Reformation und Verlust des Kirchenschatzes

Ein Verzeichnis des 15. Jahrhunderts offenbart den Umfang des Muttenzer Kirchenschatzes. Aufgezählt werden unter anderem 22 Messgewänder und 68 Altartücher. Auch vier Kelche, acht Leuchter und ein Kupferkreuz werden genannt. Ebenso die Armreliquie des St.Arbogast, dem Kirchenpatron. Nach der Reformation 1529 wurde der Schatz für 49 Pfund und 14 Schilling verkauft.
[22] Die Reliquie zerstörte man und die Kirchenfresken wurden übertüncht.

Am 25. August 1530 erhielt St.Arbogast mit Heinrich Schön den ersten reformierten Pfarrer. Er bekleidete das Amt nur bis 1531. Ihm folgte mit Balthasar Vögelin (gestorben 1539) ein Ostschweizer aus Walenstadt. Als Geistlicher wirkte er vor der Reformation im Elsass und war schliesslich von 1527 bis 1531 Helfer zu St.Leonhard in Basel. Er blieb Pfarrer von Muttenz bis 1537. Ihm folgte Johannes Grell, der bis ins Jahr 1559 das Amt innehatte.
[23]

suedtor der ringmauer und beinhaus

Südtor der Ringmauer (links) und spätmittelalterliches Beinhaus (rechts, im Kirchhof), an dem die Fresken des 16. Jahrhunderts sichtbar sind. Der Kirchhof diente bis 1860 als Bestattungsplatz von Muttenz.

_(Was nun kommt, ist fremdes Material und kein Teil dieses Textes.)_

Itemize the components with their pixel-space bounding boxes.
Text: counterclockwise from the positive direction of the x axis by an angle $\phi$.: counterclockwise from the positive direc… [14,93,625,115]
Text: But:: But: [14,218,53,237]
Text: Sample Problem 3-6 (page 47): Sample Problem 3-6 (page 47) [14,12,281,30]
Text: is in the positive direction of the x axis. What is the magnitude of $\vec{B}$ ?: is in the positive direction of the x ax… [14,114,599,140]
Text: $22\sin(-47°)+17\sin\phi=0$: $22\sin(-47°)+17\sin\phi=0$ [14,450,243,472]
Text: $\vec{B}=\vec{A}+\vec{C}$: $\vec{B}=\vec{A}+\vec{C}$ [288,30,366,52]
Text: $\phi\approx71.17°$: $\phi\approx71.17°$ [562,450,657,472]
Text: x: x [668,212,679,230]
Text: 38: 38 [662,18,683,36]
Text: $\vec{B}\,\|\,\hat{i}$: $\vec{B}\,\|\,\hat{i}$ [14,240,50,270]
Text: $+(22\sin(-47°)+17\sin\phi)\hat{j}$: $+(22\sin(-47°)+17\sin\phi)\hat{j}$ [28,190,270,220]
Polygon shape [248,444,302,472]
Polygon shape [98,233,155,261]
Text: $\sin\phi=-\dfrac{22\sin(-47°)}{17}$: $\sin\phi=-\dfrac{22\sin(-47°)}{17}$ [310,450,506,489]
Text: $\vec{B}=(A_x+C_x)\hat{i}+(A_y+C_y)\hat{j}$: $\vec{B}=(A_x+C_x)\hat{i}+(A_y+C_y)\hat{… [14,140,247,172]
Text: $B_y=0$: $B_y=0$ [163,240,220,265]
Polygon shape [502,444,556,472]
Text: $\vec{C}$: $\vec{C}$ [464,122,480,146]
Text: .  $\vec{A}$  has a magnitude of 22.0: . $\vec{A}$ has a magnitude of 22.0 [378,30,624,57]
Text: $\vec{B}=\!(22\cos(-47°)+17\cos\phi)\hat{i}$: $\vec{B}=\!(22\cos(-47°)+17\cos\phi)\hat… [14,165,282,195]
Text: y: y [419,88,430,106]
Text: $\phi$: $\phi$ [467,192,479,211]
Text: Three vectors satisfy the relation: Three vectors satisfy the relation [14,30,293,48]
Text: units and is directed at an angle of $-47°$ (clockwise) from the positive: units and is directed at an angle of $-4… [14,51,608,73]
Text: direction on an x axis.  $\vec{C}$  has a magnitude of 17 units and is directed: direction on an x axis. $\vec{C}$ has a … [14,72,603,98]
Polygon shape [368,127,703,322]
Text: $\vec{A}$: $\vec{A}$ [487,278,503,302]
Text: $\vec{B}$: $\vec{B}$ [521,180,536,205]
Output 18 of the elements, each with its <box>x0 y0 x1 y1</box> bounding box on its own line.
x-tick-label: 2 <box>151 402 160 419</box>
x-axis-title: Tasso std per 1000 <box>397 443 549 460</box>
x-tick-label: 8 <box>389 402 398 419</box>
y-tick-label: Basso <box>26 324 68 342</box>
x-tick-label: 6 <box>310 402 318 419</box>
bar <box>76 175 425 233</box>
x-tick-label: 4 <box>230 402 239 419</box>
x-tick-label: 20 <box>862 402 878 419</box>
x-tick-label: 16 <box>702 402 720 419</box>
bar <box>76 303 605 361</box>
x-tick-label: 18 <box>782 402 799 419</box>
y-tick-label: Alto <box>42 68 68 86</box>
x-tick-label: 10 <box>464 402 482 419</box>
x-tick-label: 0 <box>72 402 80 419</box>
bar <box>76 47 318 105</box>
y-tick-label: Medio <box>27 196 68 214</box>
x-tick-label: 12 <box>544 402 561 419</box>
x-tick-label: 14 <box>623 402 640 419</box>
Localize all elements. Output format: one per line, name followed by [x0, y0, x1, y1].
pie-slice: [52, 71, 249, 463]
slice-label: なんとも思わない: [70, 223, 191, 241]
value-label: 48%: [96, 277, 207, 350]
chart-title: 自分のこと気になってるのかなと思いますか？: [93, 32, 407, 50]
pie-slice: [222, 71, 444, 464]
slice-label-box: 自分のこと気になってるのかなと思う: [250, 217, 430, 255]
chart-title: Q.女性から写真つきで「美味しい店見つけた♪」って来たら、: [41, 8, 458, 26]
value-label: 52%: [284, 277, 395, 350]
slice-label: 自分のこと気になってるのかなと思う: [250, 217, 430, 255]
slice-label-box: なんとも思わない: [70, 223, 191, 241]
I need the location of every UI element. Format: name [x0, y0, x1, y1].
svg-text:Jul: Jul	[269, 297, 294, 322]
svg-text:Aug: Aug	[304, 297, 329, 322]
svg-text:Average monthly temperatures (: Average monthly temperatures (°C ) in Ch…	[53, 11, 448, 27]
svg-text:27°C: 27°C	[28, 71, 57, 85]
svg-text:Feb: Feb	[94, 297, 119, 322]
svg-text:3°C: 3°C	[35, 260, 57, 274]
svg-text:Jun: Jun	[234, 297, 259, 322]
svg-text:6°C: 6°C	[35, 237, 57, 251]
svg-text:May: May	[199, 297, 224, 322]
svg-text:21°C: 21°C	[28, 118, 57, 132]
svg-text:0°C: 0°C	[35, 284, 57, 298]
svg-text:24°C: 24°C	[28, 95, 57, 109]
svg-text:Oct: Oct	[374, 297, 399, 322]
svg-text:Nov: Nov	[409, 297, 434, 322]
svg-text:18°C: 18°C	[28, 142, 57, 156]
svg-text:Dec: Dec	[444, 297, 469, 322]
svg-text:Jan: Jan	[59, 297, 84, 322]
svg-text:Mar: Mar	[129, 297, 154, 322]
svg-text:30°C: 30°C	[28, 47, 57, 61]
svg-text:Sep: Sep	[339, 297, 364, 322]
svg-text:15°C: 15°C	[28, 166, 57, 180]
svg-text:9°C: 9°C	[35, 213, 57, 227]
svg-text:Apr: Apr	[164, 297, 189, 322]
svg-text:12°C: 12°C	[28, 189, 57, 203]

In die Tage von Pfarrer Johannes Grell fällt die Anschaffung von neuem Kirchengestühl 1538. Das Wachstum von Muttenz brachte eine steigende Zahl von Kirchgängern. Mit der Zeit hatten sie in der Kirche zu wenig Platz. Nach 1620 wurden immer wieder die beengten Verhältnisse beklagt. Schliesslich sollte der Einbau einer Empore an der Westwand um 1630 zusätzliche Plätze schaffen, und grössere Fenster brachten mehr Licht in die Kirche.

Platznot in der Kirche

Ebenfalls 1630 wurde der Kirchturm um ein weiteres Geschoss aufgestockt. Auch bekam er einen Spitzhelm, der das alte Dach ersetzte. Dieser Helm wurde 1646 steiler gemacht und erhielt an den Ecken Bleiverkleidungen. Die Dächer von Chor und Beinhaus wurden 1689 zusammen mit dem Zinnenkranz der Mauer neu gedeckt. St.Arbogast bekam 1651 zusätzliche Kirchenstühle. Weiterhin vermehrte sich die Zahl der Kirchgänger und der Platz wurde erneut knapp.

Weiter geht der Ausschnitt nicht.